What is battery storage?
Battery storage technologies are essential to speeding up the replacement of fossil fuels with renewable energy. Battery storage systems will play an increasingly pivotal role between green energy supplies and responding to electricity demands.
Battery storage, or battery energy storage systems (BESS), are devices that enable energy from renewables, like solar and wind, to be stored and then released when customers need power most.
Lithium-ion batteries, which are used in mobile phones and electric cars, are currently the dominant storage technology for large scale plants to help electricity grids ensure a reliable supply of renewable energy.
Why is battery storage important and what are its benefits?
Battery storage technology has a key part to play in ensuring homes and businesses can be powered by green energy even when the sun isn’t shining, or the wind has stopped blowing.
For example, the UK has the largest installed capacity of offshore wind in the world, but the ability to capture this energy and purposefully deploy it can increase the value of this clean energy; by increasing production and potentially reducing costs.
Every day engineers at National Grid and electricity grids worldwide must match supply with demand. Managing these peaks and troughs becomes more challenging when the target is to achieve net zero carbon production, by phasing out fossil fuel plants that have traditionally been used as a back-up to provide a reliable, steady supply of energy.
The UK government estimates technologies like battery storage systems – supporting the integration of more low-carbon power, heat and transport technologies – could save the UK energy system up to £40 billion by 2050, ultimately reducing people’s energy bills.
In the US, Ken-Ichi Hino, Director of Energy at National Grid Renewables, the US renewable energy arm of National Grid Ventures, says: “Storage enables further renewable generation, both from an operational and reliability perspective. It’s also a key piece of our utility customers’ ongoing evolution and transition to renewables. We see significant opportunity for pairing energy storage with our solar projects moving forward.”
How exactly does a battery storage system work?

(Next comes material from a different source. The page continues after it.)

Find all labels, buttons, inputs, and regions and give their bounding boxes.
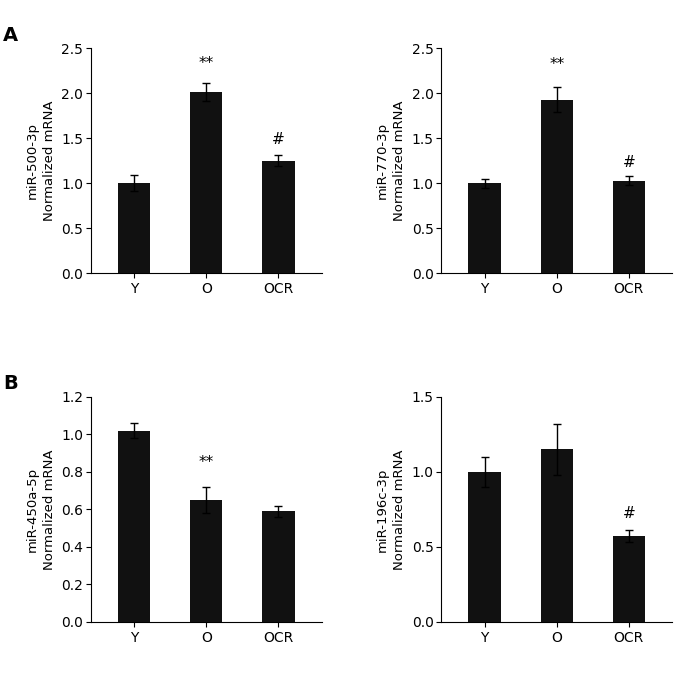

Battery energy storage systems are considerably more advanced than the batteries you keep in your kitchen drawer or insert in your children’s toys. A battery storage system can be charged by electricity generated from renewable energy, like wind and solar power.
Intelligent battery software uses algorithms to coordinate energy production and computerised control systems are used to decide when to keep the energy to provide reserves or release it to the grid. Energy is released from the battery storage system during times of peak demand, keeping costs down and electricity flowing.
This article is concerned with large-scale battery storage systems, but domestic energy storage systems work on the same principles.
What renewable energy storage systems are being developed?
Storage of renewable energy requires low-cost technologies that have long lives – charging and discharging thousands of times – are safe and can store enough energy cost effectively to match demand.
Lithium-ion batteries were developed by a British scientist in the 1970s and were first used commercially by Sony in 1991, for the company’s handheld video recorder. While they’re currently the most economically viable energy storage solution, there are a number of other technologies for battery storage currently being developed. These include:
Compressed air energy storage: With these systems, generally located in large chambers, surplus power is used to compress air and then store it. When energy is needed, the compressed air is released and passes through an air turbine to generate electricity.
Mechanical gravity energy storage: One example of this type of system is when energy is used to lift concrete blocks up a tower. When the energy is needed, the concrete blocks are lowered back down, generating electricity using the pull of gravity.
Flow batteries: In these batteries, which are essentially rechargeable fuel cells, chemical energy is provided by two chemical components dissolved in liquids contained within the system and separated by a membrane.
Prescott Hartshorne, Director of Distributed Energy and Renewables for National Grid Ventures, says: “The next decade will be big for energy storage in general and for batteries in particular. It will be an important proving time for batteries and for other technologies.”